At SED, Garic showed its new range of 12V solar-powered cabins and PlantStore, a secure containerised storage unit - and took confirmed orders for £750,000-worth of equipment. Production of the latest items had been delayed because of the constraints of the old depots, but is now underway at a rate of five welfare units per week into the hire fleet, plus sales on top.

Secure units

"We have pre-production units of the PlantStore out with customers," says Massey, for appraisal and evaluation with an amazing 100% satisfaction and approval for its concept and its unique security features. The secure units are designed to stop thieves, vandals and arsonists intent on stealing or otherwise damaging plant items up the size of a 13t tracked excavator or a 20t ADT. It has a maximum height approaching 4m and weighs about 8t but does not have a floor, so would-be thieves cannot simply jack the container onto a trailer and make off with the contents. In addition, a special trailer is required to transport PlantStore units. "They sit on special outriggers that extend from the side of the trailer," explains Massey. "We have now added five of these new trailers to our transport fleet in readiness."

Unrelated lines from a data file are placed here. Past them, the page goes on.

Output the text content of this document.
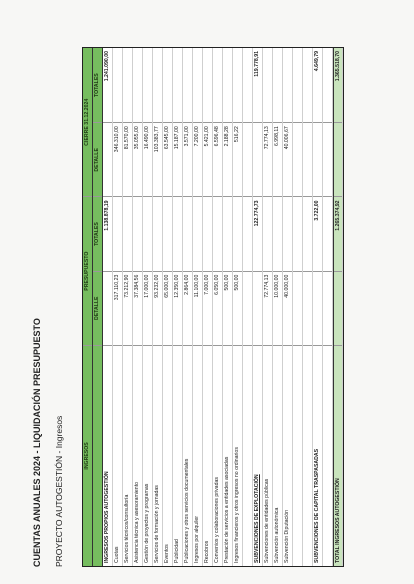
CUENTAS ANUALES 2024 - LIQUIDACIÓN PRESUPUESTO	PROYECTO AUTOGESTIÓN - Ingresos	INGRESOS
PRESUPUESTO
CIERRE 31.12.2024
DETALLE
TOTALES
DETALLE
TOTALES
INGRESOS PROPIOS AUTOGESTIÓN
1.138.878,19
1.241.090,00
Cuotas
317.110,23
346.310,00
Servicios técnicos/consultoría
73.212,90
81.570,00
Asistencia técnica y asesoramiento
37.384,56
35.055,00
Gestión de proyectos y programas
17.000,00
16.490,00
Servicios de formación y jornadas
93.232,00
103.383,77
Eventos
65.000,00
63.545,00
Publicidad
12.350,00
15.187,00
Publicaciones y otros servicios documentales
2.864,00
3.571,00
Ingresos por alquiler
11.100,00
7.200,00
Recobros
7.000,00
5.421,00
Convenios y colaboraciones privadas
6.050,00
6.596,48
Prestación de servicios a entidades asociadas
500,00
2.188,28
Ingresos financieros y otros ingresos no ordinarios
500,00
516,22
SUBVENCIONES DE EXPLOTACIÓN
122.774,73
119.778,91
Subvenciones de entidades públicas
72.774,13
72.774,13
Subvención autonómica
10.000,00
6.998,11
Subvención Diputación
40.000,00
40.006,67
SUBVENCIONES DE CAPITAL TRASPASADAS
3.722,00
4.649,79
TOTAL INGRESOS AUTOGESTIÓN
1.265.374,92
1.365.518,70
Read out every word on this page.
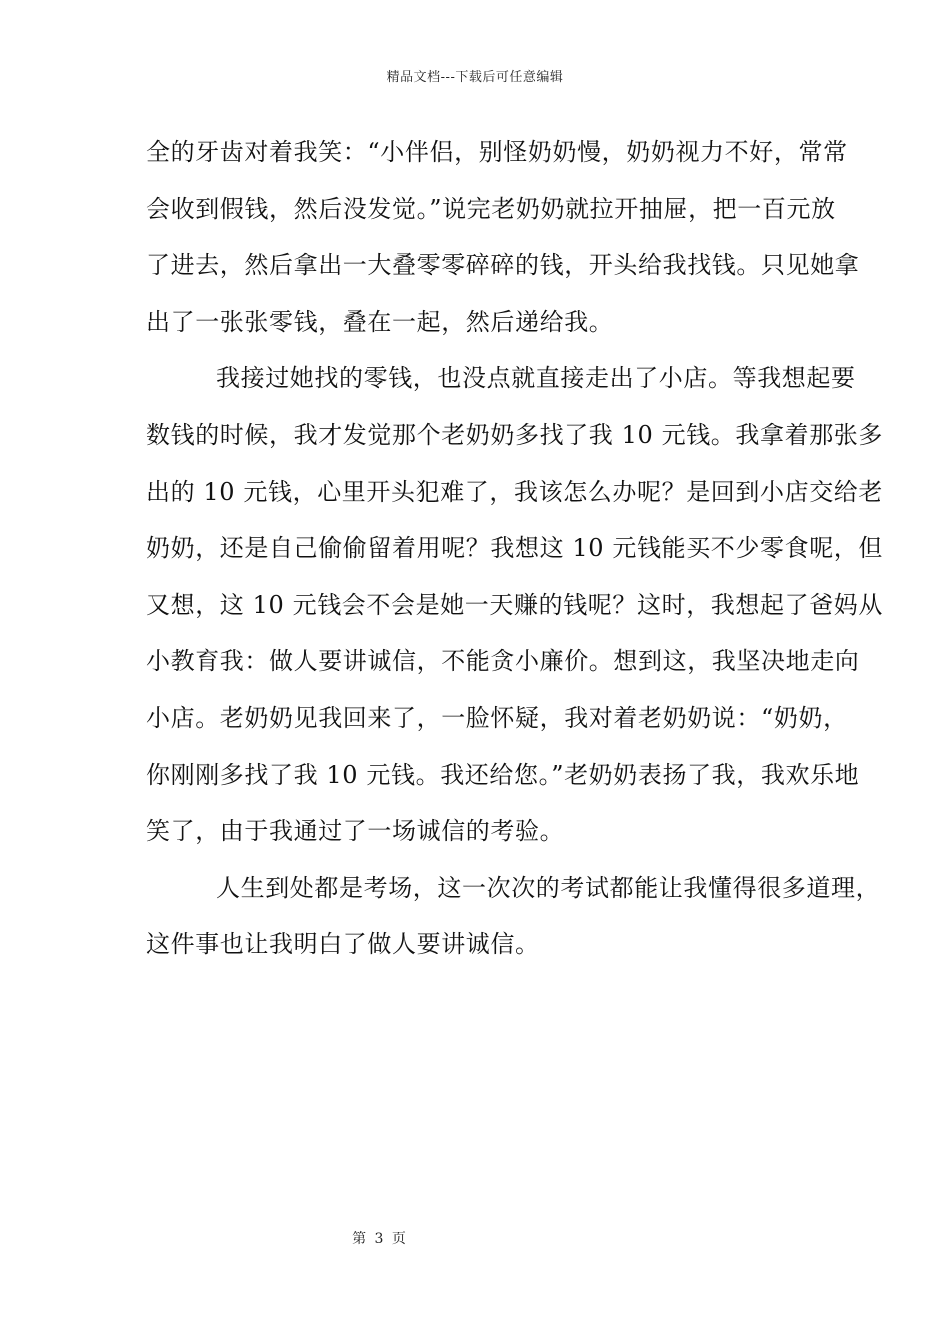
精品文档---下载后可任意编辑
全的牙齿对着我笑：“小伴侣，别怪奶奶慢，奶奶视力不好，常常
会收到假钱，然后没发觉。”说完老奶奶就拉开抽屉，把一百元放
了进去，然后拿出一大叠零零碎碎的钱，开头给我找钱。只见她拿
出了一张张零钱，叠在一起，然后递给我。
我接过她找的零钱，也没点就直接走出了小店。等我想起要
数钱的时候，我才发觉那个老奶奶多找了我 10 元钱。我拿着那张多
出的 10 元钱，心里开头犯难了，我该怎么办呢？是回到小店交给老
奶奶，还是自己偷偷留着用呢？我想这 10 元钱能买不少零食呢，但
又想，这 10 元钱会不会是她一天赚的钱呢？这时，我想起了爸妈从
小教育我：做人要讲诚信，不能贪小廉价。想到这，我坚决地走向
小店。老奶奶见我回来了，一脸怀疑，我对着老奶奶说：“奶奶，
你刚刚多找了我 10 元钱。我还给您。”老奶奶表扬了我，我欢乐地
笑了，由于我通过了一场诚信的考验。
人生到处都是考场，这一次次的考试都能让我懂得很多道理，
这件事也让我明白了做人要讲诚信。
第 3 页
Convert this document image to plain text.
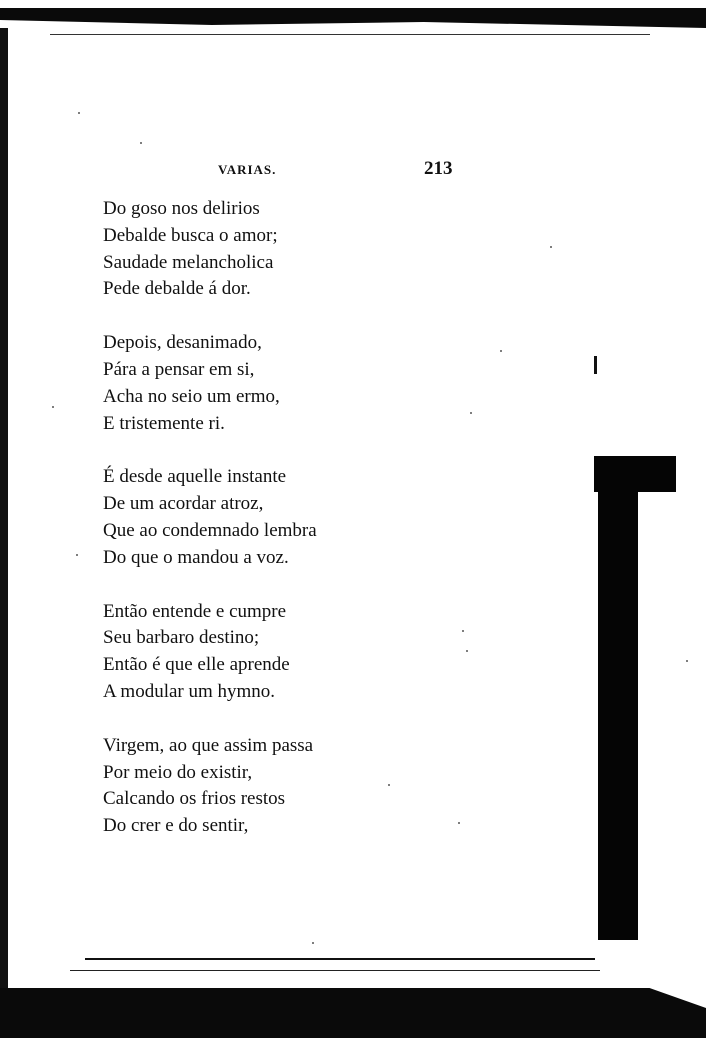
VARIAS.	213
Do goso nos delirios
Debalde busca o amor;
Saudade melancholica
Pede debalde á dor.
Depois, desanimado,
Pára a pensar em si,
Acha no seio um ermo,
E tristemente ri.
É desde aquelle instante
De um acordar atroz,
Que ao condemnado lembra
Do que o mandou a voz.
Então entende e cumpre
Seu barbaro destino;
Então é que elle aprende
A modular um hymno.
Virgem, ao que assim passa
Por meio do existir,
Calcando os frios restos
Do crer e do sentir,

Lifting PlantStore units is done using low-level and removable lifting eyes in order to foil thieves. This key feature caught the eye of SED visitor Frank Lambert, a Health & Safety Executive inspector, who commended the company on the location of the eyes as it avoided the need to climb onto the roof to attach and remove the lifting chains. "We have done it for that exact reason, if you consider that accommodation units can be stacked two high, that's quite a height to climb," says Massey, adding: "So we are now putting low-level lifting eyes on all our new units and furthermore retro-fitting the existing hire fleet."

This ability to invent, improvise and adapt has served Garic well. As Massey puts it: "We combine technologies and make them more user-friendly."

The latest solar-powered cabins are a good example. These run LED lighting, water heating and other services from a 12V battery pack that is recharged by a large solar panel on the roof (also used for lighting in the PlantStore). In the accommodation unit is a small generator that automatically kicks in if the battery charge falls below a pre-determined level, although tests indicate it will need to run for only a few hours over the entire winter period.

Garic sells its products directly in mainland UK, but Massey says the firm prefers to send units out on hire. "Even if that means compromising the rate for, say, a five-year hire so it is attractive to the customer. That way we get the unit back at the end of the hire period, can refurbish it to as-new condition and put it back in the fleet." That said, it has recently appointed a sales agent in Ireland, which has already attracted £250,000- worth of business.

Product development

Although Garic has grown to become a £10m turnover company, its ethos of developing new products remains strong as is evident in the new building, where two whole bays are dedicated to prototype development. While the door to bay eight and nine remained tightly shut during our visit, Massey is promising that new products will go into production later in the year. He is also predicting further growth. "Currently we have 102 employees, but this will be 125 by the end of the year," he says.

Talks are also underway with a mainstream European plant distributor keen to distribute Garic's products in mainland Europe. As many of the items Garic manufactures are low value for their physical size, transport costs to continental Europe would be prohibitive so production there is a distinct possibility. Perhaps that's the next chapter in the Garic story - we won't have to wait long to find out.